In Ljubljana, Korytko became a close collaborator of the Slovene national Romantic circle. He became a personal friend of the Slovene poet France Prešeren, and helped him translate several poems by Adam Mickiewicz into German. He also translated some of Prešeren's poems into German. He studied Slovene folk songs from Carniola, which he published in five volumes, and Carniolan folk customs. He prompted the painter Franz Kurz zum Turn und Goldenstein to paint 70 portraits of people in various folk costumes.

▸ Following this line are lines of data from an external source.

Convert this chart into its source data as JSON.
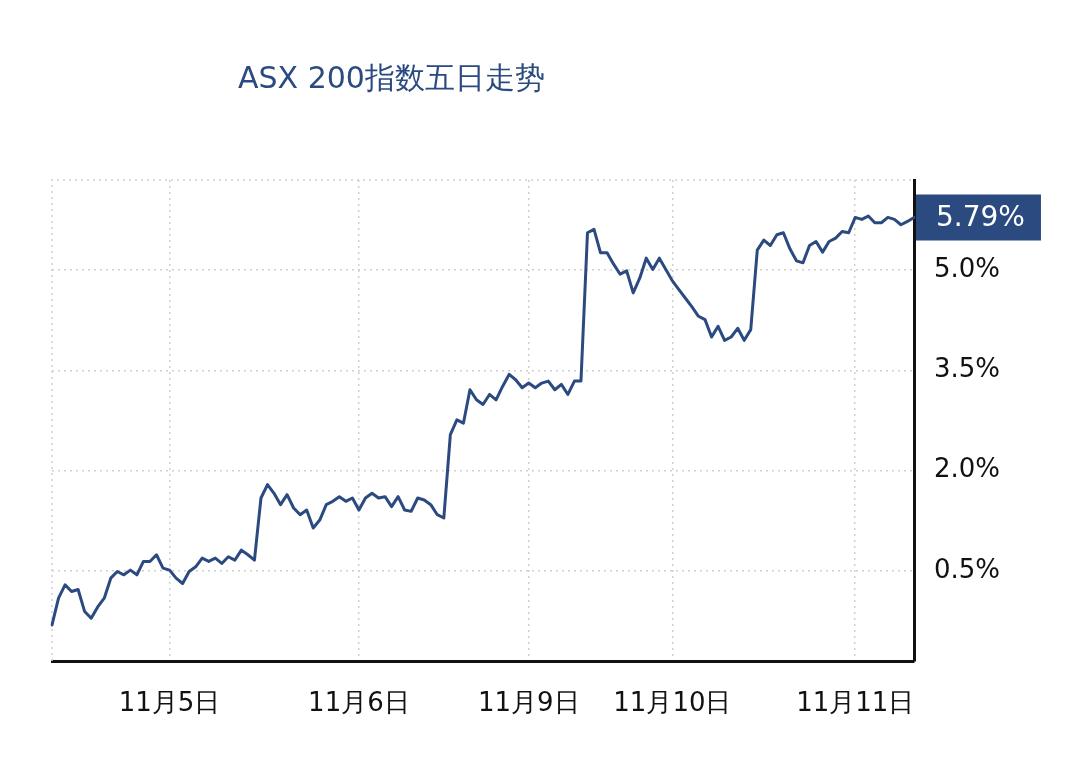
{
  "chart_data": {
    "type": "line",
    "title": "ASX 200指数五日走势",
    "categories": [
      null,
      null,
      null,
      null,
      null,
      null,
      null,
      null,
      null,
      null,
      null,
      null,
      null,
      null,
      null,
      null,
      null,
      null,
      "11月5日",
      null,
      null,
      null,
      null,
      null,
      null,
      null,
      null,
      null,
      null,
      null,
      null,
      null,
      null,
      null,
      null,
      null,
      null,
      null,
      null,
      null,
      null,
      null,
      null,
      null,
      null,
      null,
      null,
      "11月6日",
      null,
      null,
      null,
      null,
      null,
      null,
      null,
      null,
      null,
      null,
      null,
      null,
      null,
      null,
      null,
      null,
      null,
      null,
      null,
      null,
      null,
      null,
      null,
      null,
      null,
      "11月9日",
      null,
      null,
      null,
      null,
      null,
      null,
      null,
      null,
      null,
      null,
      null,
      null,
      null,
      null,
      null,
      null,
      null,
      null,
      null,
      null,
      null,
      "11月10日",
      null,
      null,
      null,
      null,
      null,
      null,
      null,
      null,
      null,
      null,
      null,
      null,
      null,
      null,
      null,
      null,
      null,
      null,
      null,
      null,
      null,
      null,
      null,
      null,
      null,
      null,
      null,
      "11月11日",
      null,
      null,
      null,
      null,
      null,
      null,
      null,
      null,
      null
    ],
    "ylim": [
      -0.85,
      6.35
    ],
    "yticks": [
      {
        "value": 0.5,
        "label": "0.5%"
      },
      {
        "value": 2.0,
        "label": "2.0%"
      },
      {
        "value": 3.5,
        "label": "3.5%"
      },
      {
        "value": 5.0,
        "label": "5.0%"
      }
    ],
    "grid": true,
    "marker": "none",
    "line_style": "solid",
    "annotations": [
      "5.79%"
    ],
    "series": [
      {
        "color": "#2b4a80",
        "values": [
          -0.31,
          0.09,
          0.29,
          0.19,
          0.22,
          -0.11,
          -0.21,
          -0.04,
          0.09,
          0.39,
          0.49,
          0.44,
          0.51,
          0.44,
          0.64,
          0.64,
          0.74,
          0.54,
          0.51,
          0.39,
          0.31,
          0.49,
          0.56,
          0.69,
          0.64,
          0.69,
          0.61,
          0.71,
          0.66,
          0.81,
          0.74,
          0.66,
          1.59,
          1.79,
          1.66,
          1.49,
          1.64,
          1.44,
          1.34,
          1.41,
          1.14,
          1.26,
          1.49,
          1.54,
          1.61,
          1.54,
          1.59,
          1.41,
          1.59,
          1.66,
          1.59,
          1.61,
          1.46,
          1.61,
          1.41,
          1.39,
          1.59,
          1.56,
          1.49,
          1.34,
          1.29,
          2.54,
          2.76,
          2.71,
          3.21,
          3.06,
          2.99,
          3.14,
          3.06,
          3.26,
          3.44,
          3.36,
          3.24,
          3.31,
          3.24,
          3.31,
          3.34,
          3.21,
          3.29,
          3.14,
          3.34,
          3.34,
          5.56,
          5.61,
          5.26,
          5.26,
          5.09,
          4.94,
          4.99,
          4.66,
          4.88,
          5.18,
          5.01,
          5.18,
          5.01,
          4.84,
          4.71,
          4.58,
          4.45,
          4.31,
          4.26,
          4.0,
          4.16,
          3.95,
          4.0,
          4.13,
          3.95,
          4.11,
          5.3,
          5.45,
          5.37,
          5.53,
          5.56,
          5.32,
          5.14,
          5.11,
          5.37,
          5.43,
          5.27,
          5.43,
          5.48,
          5.58,
          5.56,
          5.79,
          5.76,
          5.81,
          5.71,
          5.71,
          5.79,
          5.76,
          5.68,
          5.73,
          5.79
        ]
      }
    ]
  }
}
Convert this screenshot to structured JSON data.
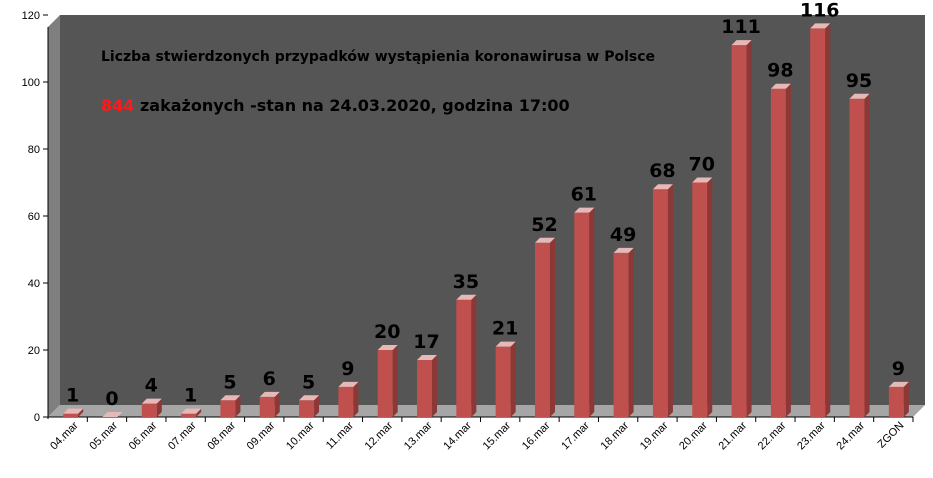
{
  "chart_data": {
    "type": "bar",
    "title": "Liczba stwierdzonych przypadków wystąpienia koronawirusa w Polsce",
    "subtitle": {
      "count": "844",
      "text": " zakażonych  -stan  na 24.03.2020, godzina  17:00"
    },
    "categories": [
      "04.mar",
      "05.mar",
      "06.mar",
      "07.mar",
      "08.mar",
      "09.mar",
      "10.mar",
      "11.mar",
      "12.mar",
      "13.mar",
      "14.mar",
      "15.mar",
      "16.mar",
      "17.mar",
      "18.mar",
      "19.mar",
      "20.mar",
      "21.mar",
      "22.mar",
      "23.mar",
      "24.mar",
      "ZGON"
    ],
    "values": [
      1,
      0,
      4,
      1,
      5,
      6,
      5,
      9,
      20,
      17,
      35,
      21,
      52,
      61,
      49,
      68,
      70,
      111,
      98,
      116,
      95,
      9
    ],
    "ylim": [
      0,
      120
    ],
    "yticks": [
      0,
      20,
      40,
      60,
      80,
      100,
      120
    ],
    "xlabel": "",
    "ylabel": "",
    "grid": false,
    "legend": "none",
    "colors": {
      "plot_background": "#555555",
      "floor": "#a6a6a6",
      "wall_side": "#7f7f7f",
      "bar_front": "#c0504d",
      "bar_top": "#e6b9b8",
      "bar_side": "#8c3836",
      "subtitle_accent": "#ff1a1a"
    }
  }
}
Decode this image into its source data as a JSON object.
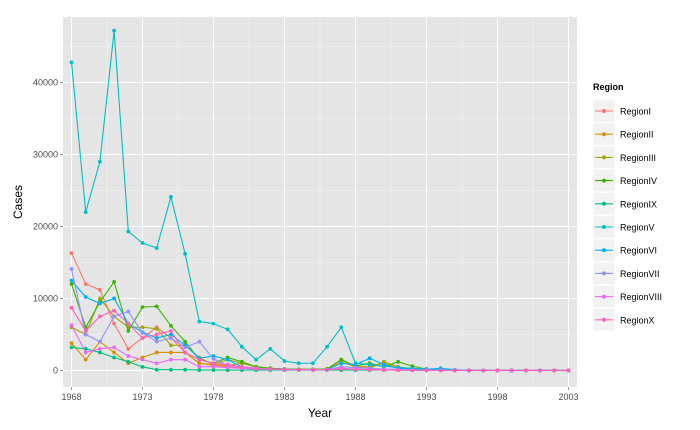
{
  "chart_data": {
    "type": "line",
    "xlabel": "Year",
    "ylabel": "Cases",
    "xlim": [
      1967.4,
      2003.6
    ],
    "ylim": [
      -2300,
      49100
    ],
    "x_ticks": [
      1968,
      1973,
      1978,
      1983,
      1988,
      1993,
      1998,
      2003
    ],
    "y_ticks": [
      0,
      10000,
      20000,
      30000,
      40000
    ],
    "y_tick_labels": [
      "0",
      "10000",
      "20000",
      "30000",
      "40000"
    ],
    "x_tick_labels": [
      "1968",
      "1973",
      "1978",
      "1983",
      "1988",
      "1993",
      "1998",
      "2003"
    ],
    "grid": true,
    "markers": true,
    "legend": {
      "title": "Region",
      "position": "right"
    },
    "x": [
      1968,
      1969,
      1970,
      1971,
      1972,
      1973,
      1974,
      1975,
      1976,
      1977,
      1978,
      1979,
      1980,
      1981,
      1982,
      1983,
      1984,
      1985,
      1986,
      1987,
      1988,
      1989,
      1990,
      1991,
      1992,
      1993,
      1994,
      1995,
      1996,
      1997,
      1998,
      1999,
      2000,
      2001,
      2002,
      2003
    ],
    "series": [
      {
        "name": "RegionI",
        "color": "#F8766D",
        "values": [
          16300,
          12000,
          11200,
          6500,
          3000,
          4500,
          6000,
          4500,
          2500,
          1000,
          700,
          500,
          400,
          300,
          200,
          150,
          100,
          100,
          100,
          150,
          100,
          100,
          80,
          50,
          30,
          20,
          10,
          0,
          0,
          0,
          0,
          0,
          0,
          0,
          0,
          0
        ]
      },
      {
        "name": "RegionII",
        "color": "#D89000",
        "values": [
          3800,
          1500,
          4000,
          2500,
          1000,
          1800,
          2500,
          2500,
          2500,
          1000,
          800,
          700,
          1000,
          500,
          300,
          200,
          150,
          150,
          100,
          1200,
          500,
          500,
          1000,
          300,
          200,
          100,
          50,
          0,
          0,
          0,
          0,
          0,
          0,
          0,
          0,
          0
        ]
      },
      {
        "name": "RegionIII",
        "color": "#A3A500",
        "values": [
          6000,
          5000,
          10000,
          7500,
          6000,
          6000,
          5800,
          3500,
          3500,
          1800,
          800,
          1500,
          1000,
          500,
          300,
          200,
          150,
          150,
          200,
          1500,
          500,
          300,
          1200,
          500,
          200,
          100,
          50,
          0,
          0,
          0,
          0,
          0,
          0,
          0,
          0,
          0
        ]
      },
      {
        "name": "RegionIV",
        "color": "#39B600",
        "values": [
          12000,
          6000,
          9500,
          12300,
          5500,
          8800,
          8900,
          6200,
          4000,
          1500,
          1000,
          1800,
          1200,
          500,
          300,
          200,
          150,
          150,
          200,
          1500,
          600,
          1000,
          500,
          1200,
          600,
          200,
          50,
          0,
          0,
          0,
          0,
          0,
          0,
          0,
          0,
          0
        ]
      },
      {
        "name": "RegionIX",
        "color": "#00BF7D",
        "values": [
          3200,
          3000,
          2500,
          1800,
          1200,
          500,
          100,
          100,
          100,
          50,
          50,
          50,
          50,
          50,
          50,
          50,
          50,
          50,
          50,
          50,
          50,
          50,
          50,
          50,
          50,
          20,
          10,
          0,
          0,
          0,
          0,
          0,
          0,
          0,
          0,
          0
        ]
      },
      {
        "name": "RegionV",
        "color": "#00BFC4",
        "values": [
          42800,
          22000,
          29000,
          47200,
          19300,
          17700,
          17000,
          24100,
          16200,
          6800,
          6500,
          5700,
          3300,
          1500,
          3000,
          1300,
          1000,
          1000,
          3300,
          6000,
          1000,
          800,
          600,
          400,
          300,
          200,
          100,
          0,
          0,
          0,
          0,
          0,
          0,
          0,
          0,
          0
        ]
      },
      {
        "name": "RegionVI",
        "color": "#00B0F6",
        "values": [
          12500,
          10200,
          9300,
          10000,
          6500,
          5300,
          4500,
          5000,
          3500,
          1700,
          2000,
          1500,
          500,
          300,
          200,
          150,
          100,
          100,
          100,
          1000,
          800,
          1700,
          800,
          300,
          200,
          150,
          300,
          100,
          0,
          0,
          0,
          0,
          0,
          0,
          0,
          0
        ]
      },
      {
        "name": "RegionVII",
        "color": "#9590FF",
        "values": [
          14100,
          5000,
          4000,
          7500,
          8200,
          5200,
          4000,
          4500,
          3200,
          4000,
          1600,
          700,
          500,
          300,
          200,
          150,
          100,
          100,
          100,
          500,
          400,
          300,
          200,
          150,
          100,
          50,
          20,
          0,
          0,
          0,
          0,
          0,
          0,
          0,
          0,
          0
        ]
      },
      {
        "name": "RegionVIII",
        "color": "#E76BF3",
        "values": [
          6300,
          2500,
          3000,
          3200,
          2000,
          1500,
          1000,
          1500,
          1500,
          500,
          500,
          400,
          300,
          200,
          150,
          100,
          100,
          100,
          100,
          300,
          200,
          150,
          100,
          50,
          30,
          20,
          10,
          0,
          0,
          0,
          0,
          0,
          0,
          0,
          0,
          0
        ]
      },
      {
        "name": "RegionX",
        "color": "#FF62BC",
        "values": [
          8700,
          5500,
          7500,
          8300,
          6500,
          4500,
          5000,
          5500,
          2500,
          1500,
          1000,
          800,
          500,
          300,
          200,
          150,
          100,
          100,
          100,
          200,
          150,
          100,
          80,
          50,
          30,
          20,
          10,
          0,
          0,
          0,
          0,
          0,
          0,
          0,
          0,
          0
        ]
      }
    ]
  }
}
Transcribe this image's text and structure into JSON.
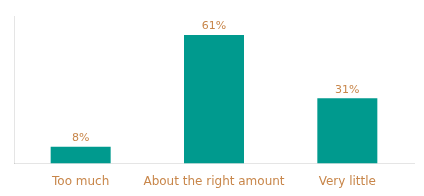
{
  "chart_data": {
    "type": "bar",
    "categories": [
      "Too much",
      "About the right amount",
      "Very little"
    ],
    "values": [
      8,
      61,
      31
    ],
    "value_labels": [
      "8%",
      "61%",
      "31%"
    ],
    "data_labels": true,
    "color": "#009a8e",
    "ylim": [
      0,
      70
    ],
    "tick_labels": "x",
    "grid": false
  }
}
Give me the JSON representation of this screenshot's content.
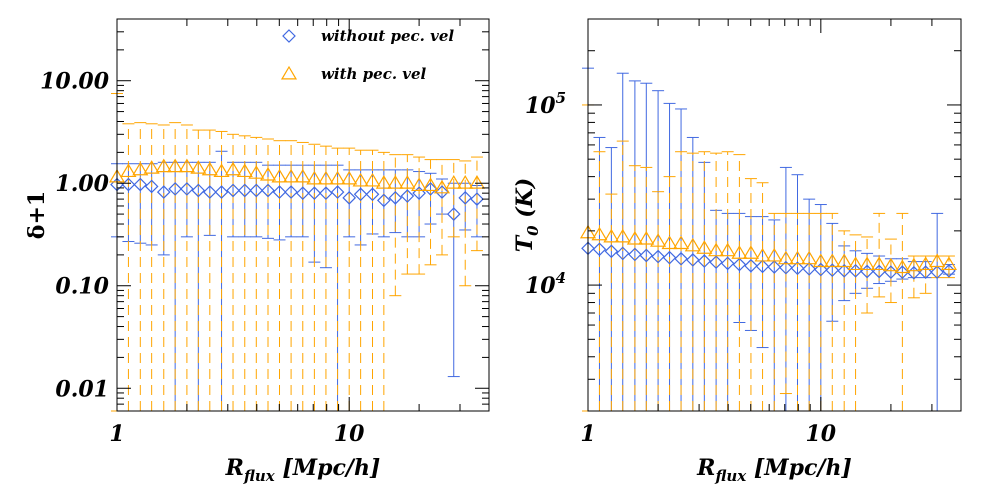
{
  "colors": {
    "without": "#4169e1",
    "with": "#ffa500"
  },
  "chart_data": [
    {
      "type": "scatter",
      "xscale": "log",
      "yscale": "log",
      "xlim": [
        1,
        40
      ],
      "ylim": [
        0.006,
        40
      ],
      "xlabel": "R",
      "xlabel_sub": "flux",
      "xlabel_rest": " [Mpc/h]",
      "ylabel": "δ+1",
      "xtick_labels": [
        "1",
        "10"
      ],
      "ytick_labels": [
        "0.01",
        "0.10",
        "1.00",
        "10.00"
      ],
      "legend": {
        "position": "top-right",
        "entries": [
          "without pec. vel",
          "with pec. vel"
        ]
      },
      "series": [
        {
          "name": "without pec. vel",
          "marker": "diamond",
          "x": [
            1.0,
            1.12,
            1.26,
            1.41,
            1.59,
            1.78,
            2.0,
            2.24,
            2.51,
            2.82,
            3.16,
            3.55,
            3.98,
            4.47,
            5.01,
            5.62,
            6.31,
            7.08,
            7.94,
            8.91,
            10.0,
            11.2,
            12.6,
            14.1,
            15.8,
            17.8,
            20.0,
            22.4,
            25.1,
            28.2,
            31.6,
            35.5
          ],
          "y": [
            0.97,
            0.97,
            0.97,
            0.93,
            0.82,
            0.88,
            0.88,
            0.85,
            0.82,
            0.82,
            0.85,
            0.85,
            0.85,
            0.85,
            0.82,
            0.82,
            0.8,
            0.8,
            0.8,
            0.82,
            0.72,
            0.78,
            0.78,
            0.68,
            0.72,
            0.75,
            0.8,
            0.88,
            0.82,
            0.5,
            0.72,
            0.7
          ],
          "y_low": [
            0.3,
            0.27,
            0.26,
            0.25,
            0.2,
            0.006,
            0.3,
            0.006,
            0.31,
            0.006,
            0.3,
            0.3,
            0.3,
            0.29,
            0.28,
            0.3,
            0.3,
            0.17,
            0.15,
            0.006,
            0.3,
            0.25,
            0.32,
            0.3,
            0.33,
            0.3,
            0.3,
            0.4,
            0.5,
            0.013,
            0.35,
            0.3
          ],
          "y_high": [
            1.55,
            1.55,
            1.55,
            1.55,
            1.6,
            1.6,
            1.6,
            1.6,
            1.6,
            2.05,
            1.6,
            1.6,
            1.6,
            1.5,
            1.5,
            1.5,
            1.5,
            1.5,
            1.5,
            1.5,
            1.35,
            1.35,
            1.35,
            1.35,
            1.35,
            1.35,
            1.3,
            1.25,
            1.1,
            1.0,
            1.0,
            0.95
          ]
        },
        {
          "name": "with pec. vel",
          "marker": "triangle",
          "x": [
            1.0,
            1.12,
            1.26,
            1.41,
            1.59,
            1.78,
            2.0,
            2.24,
            2.51,
            2.82,
            3.16,
            3.55,
            3.98,
            4.47,
            5.01,
            5.62,
            6.31,
            7.08,
            7.94,
            8.91,
            10.0,
            11.2,
            12.6,
            14.1,
            15.8,
            17.8,
            20.0,
            22.4,
            25.1,
            28.2,
            31.6,
            35.5
          ],
          "y": [
            1.15,
            1.3,
            1.35,
            1.4,
            1.45,
            1.45,
            1.45,
            1.4,
            1.35,
            1.3,
            1.35,
            1.3,
            1.25,
            1.2,
            1.15,
            1.15,
            1.15,
            1.1,
            1.1,
            1.1,
            1.1,
            1.05,
            1.05,
            1.0,
            1.0,
            1.0,
            0.95,
            0.95,
            0.9,
            1.0,
            1.0,
            1.0
          ],
          "y_low": [
            0.006,
            0.006,
            0.006,
            0.006,
            0.006,
            0.006,
            0.006,
            0.006,
            0.006,
            0.006,
            0.006,
            0.006,
            0.006,
            0.006,
            0.006,
            0.006,
            0.006,
            0.006,
            0.006,
            0.006,
            0.006,
            0.006,
            0.006,
            0.006,
            0.08,
            0.13,
            0.13,
            0.16,
            0.2,
            0.3,
            0.1,
            0.22
          ],
          "y_high": [
            7.5,
            3.8,
            3.9,
            3.8,
            3.7,
            3.9,
            3.7,
            3.3,
            3.3,
            3.2,
            3.0,
            2.9,
            2.8,
            2.7,
            2.6,
            2.6,
            2.5,
            2.4,
            2.3,
            2.2,
            2.2,
            2.1,
            2.1,
            2.0,
            1.9,
            1.9,
            1.8,
            1.7,
            1.7,
            1.7,
            1.65,
            1.8
          ]
        }
      ]
    },
    {
      "type": "scatter",
      "xscale": "log",
      "yscale": "log",
      "xlim": [
        1,
        40
      ],
      "ylim": [
        2000,
        300000
      ],
      "xlabel": "R",
      "xlabel_sub": "flux",
      "xlabel_rest": " [Mpc/h]",
      "ylabel": "T",
      "ylabel_sub": "0",
      "ylabel_rest": " (K)",
      "xtick_labels": [
        "1",
        "10"
      ],
      "ytick_labels": [
        {
          "base": "10",
          "exp": "4"
        },
        {
          "base": "10",
          "exp": "5"
        }
      ],
      "series": [
        {
          "name": "without pec. vel",
          "marker": "diamond",
          "x": [
            1.0,
            1.12,
            1.26,
            1.41,
            1.59,
            1.78,
            2.0,
            2.24,
            2.51,
            2.82,
            3.16,
            3.55,
            3.98,
            4.47,
            5.01,
            5.62,
            6.31,
            7.08,
            7.94,
            8.91,
            10.0,
            11.2,
            12.6,
            14.1,
            15.8,
            17.8,
            20.0,
            22.4,
            25.1,
            28.2,
            31.6,
            35.5
          ],
          "y": [
            16000,
            15800,
            15400,
            15000,
            14800,
            14600,
            14400,
            14200,
            14000,
            13800,
            13600,
            13400,
            13200,
            13000,
            12800,
            12700,
            12600,
            12500,
            12400,
            12300,
            12200,
            12100,
            12000,
            12000,
            11900,
            11900,
            11800,
            11800,
            11700,
            11800,
            11800,
            12000
          ],
          "y_low": [
            2000,
            2000,
            2000,
            2000,
            2000,
            2000,
            2000,
            2000,
            2000,
            2000,
            2000,
            2000,
            2000,
            6200,
            5600,
            4500,
            2000,
            2000,
            2000,
            2000,
            2000,
            6300,
            8200,
            9000,
            9600,
            10200,
            10500,
            10800,
            11000,
            11000,
            2000,
            11500
          ],
          "y_high": [
            160000,
            66000,
            58000,
            150000,
            136000,
            132000,
            120000,
            102000,
            95000,
            66000,
            48000,
            26000,
            25000,
            25000,
            24000,
            24000,
            23000,
            45000,
            41000,
            30000,
            28000,
            22000,
            16500,
            15500,
            15000,
            14500,
            14000,
            14000,
            13500,
            13500,
            25000,
            13000
          ]
        },
        {
          "name": "with pec. vel",
          "marker": "triangle",
          "x": [
            1.0,
            1.12,
            1.26,
            1.41,
            1.59,
            1.78,
            2.0,
            2.24,
            2.51,
            2.82,
            3.16,
            3.55,
            3.98,
            4.47,
            5.01,
            5.62,
            6.31,
            7.08,
            7.94,
            8.91,
            10.0,
            11.2,
            12.6,
            14.1,
            15.8,
            17.8,
            20.0,
            22.4,
            25.1,
            28.2,
            31.6,
            35.5
          ],
          "y": [
            19500,
            19000,
            18500,
            18500,
            18000,
            18000,
            17500,
            17000,
            17000,
            16500,
            16000,
            15500,
            15500,
            15000,
            15000,
            14500,
            14500,
            14000,
            14000,
            14000,
            13500,
            13500,
            13500,
            13000,
            13000,
            13000,
            12800,
            12500,
            12800,
            13000,
            13500,
            13000
          ],
          "y_low": [
            2000,
            2000,
            2000,
            2000,
            2000,
            2000,
            2000,
            2000,
            2000,
            2000,
            2000,
            2000,
            2000,
            2000,
            2000,
            2000,
            2000,
            2500,
            2000,
            2000,
            2000,
            2000,
            2000,
            2000,
            7000,
            8600,
            8000,
            2000,
            8500,
            9000,
            11000,
            11000
          ],
          "y_high": [
            100000,
            55000,
            32000,
            63000,
            46000,
            45000,
            33000,
            40000,
            55000,
            54000,
            55000,
            54000,
            55000,
            53000,
            39000,
            37000,
            25000,
            25000,
            25000,
            25000,
            25000,
            25000,
            20000,
            19000,
            18500,
            25000,
            18000,
            25000,
            14500,
            14500,
            14500,
            14500
          ]
        }
      ]
    }
  ]
}
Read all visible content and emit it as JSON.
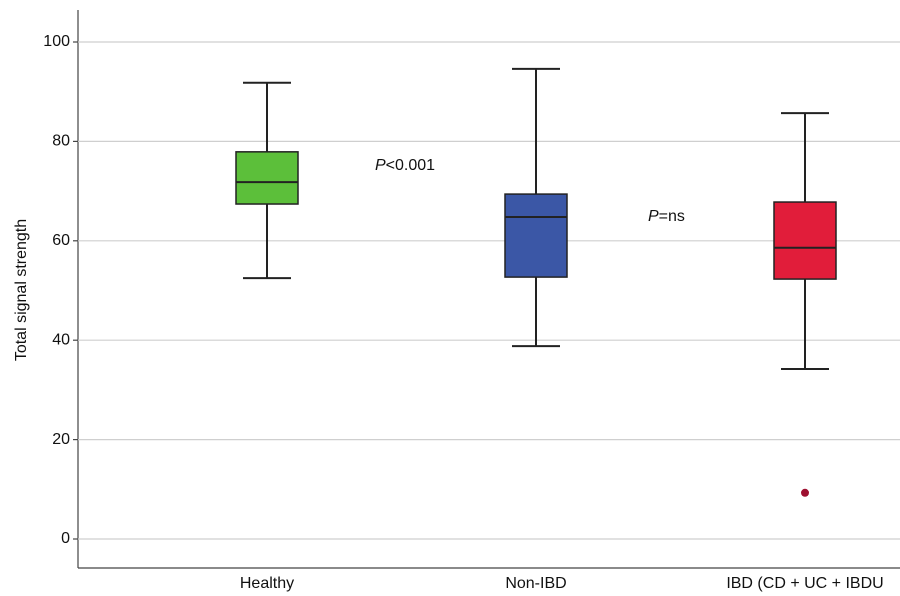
{
  "chart_data": {
    "type": "box",
    "y_label": "Total signal strength",
    "categories": [
      "Healthy",
      "Non-IBD",
      "IBD (CD + UC + IBDU"
    ],
    "colors": [
      "#5cbf3a",
      "#3b57a6",
      "#e11d3a"
    ],
    "outlier_color": "#9e1030",
    "boxes": [
      {
        "whisker_low": 52.5,
        "q1": 67.4,
        "median": 71.8,
        "q3": 77.9,
        "whisker_high": 91.8,
        "outliers": []
      },
      {
        "whisker_low": 38.8,
        "q1": 52.7,
        "median": 64.8,
        "q3": 69.4,
        "whisker_high": 94.6,
        "outliers": []
      },
      {
        "whisker_low": 34.2,
        "q1": 52.3,
        "median": 58.6,
        "q3": 67.8,
        "whisker_high": 85.7,
        "outliers": [
          9.3
        ]
      }
    ],
    "annotations": [
      {
        "italic": "P",
        "text": "<0.001"
      },
      {
        "italic": "P",
        "text": "=ns"
      }
    ],
    "ylim": [
      0,
      100
    ],
    "yticks": [
      0,
      20,
      40,
      60,
      80,
      100
    ],
    "grid": true
  }
}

Korytko died at the age of 25 in Ljubljana due to typhus, and was buried at Navje (then St. Christopher's Cemetery) in the Bežigrad District. His funeral was one of the first public manifestations of Slovene patriotism. Among the young Slovene patriots chosen to carry Korytko's coffin was Karel Dežman.

==Commemoration==
In November 2013, the celebration of 200th anniversary of Korytko's birth was held in Ljubljana, organised by the Polish Embassy and the University of Ljubljana. An exhibition has been held in the National and University Library of Slovenia since 7 November, and a commemorative postage stamp was issued. In 2019 an exhibition devoted to Korytko was held in the Slovenian Parliament, and a special Slovenian–Polish volume was published. In 2023, the Post of Slovenia issued a stamp commemorating the 210th anniversary of Korytko's birth.